つまり、私たちの感情はある程度、食べたものに影響を受けているということ。タンパク源である魚や肉や卵、神経伝達物質をつくる過程で必要なミネラルやビタミンが不足すると、心が不安定になるのは必然といえます。
実際に、魚や乳製品、野菜や果物など健康的な食品を摂取する程度が低く、スナックやファストフードなど不健康な食事の程度が高いほど、うつ病のリスクが高まるといった研究結果について、国内外で複数の報告が出ています。
「感情コントロール」の舵を握る細菌
また、食べ物が心に影響することを示す理由として、「腸脳相関」があります。

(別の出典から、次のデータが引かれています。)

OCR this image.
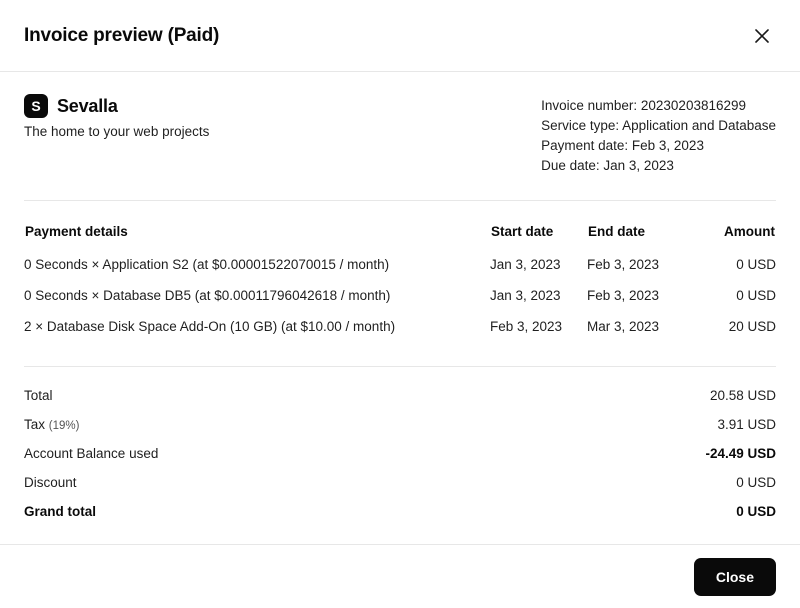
Invoice preview (Paid)
S Sevalla
The home to your web projects
Invoice number: 20230203816299
Service type: Application and Database
Payment date: Feb 3, 2023
Due date: Jan 3, 2023
Payment details	Start date	End date	Amount
0 Seconds × Application S2 (at $0.00001522070015 / month)	Jan 3, 2023	Feb 3, 2023	0 USD
0 Seconds × Database DB5 (at $0.00011796042618 / month)	Jan 3, 2023	Feb 3, 2023	0 USD
2 × Database Disk Space Add-On (10 GB) (at $10.00 / month)	Feb 3, 2023	Mar 3, 2023	20 USD
Total	20.58 USD
Tax (19%)	3.91 USD
Account Balance used	-24.49 USD
Discount	0 USD
Grand total	0 USD
Close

腸と脳には密接な関わりがあり、互いに強く影響し合っていることを示す言葉。「緊張するとおなかがいたくなる」というのが、まさに、それにあたります。
腸にも脳と同じようにさまざまな種類の神経細胞が存在しており、脳と情報を密にやりとりしているのです。
最近の研究では、子どもの腸の状態が感情のコントロールと関係していることも分かってきました。京都大学が行った3~4歳の子ども257人を対象とした調査によれば、好き嫌いが多く、緑黄色野菜の摂取頻度が低い子どもほど、感情制御が困難であることが確認されたのです。
同時に、感情制御が困難な子どもの腸内細菌叢には、体の炎症に関係する腸内細菌が多いことも分かりました。成人の研究では、炎症に関係する腸内細菌の多さは、うつや不安障害と関連することも指摘されています。食べ物は体だけでなく、心もつくっているということが、よく分かりますね。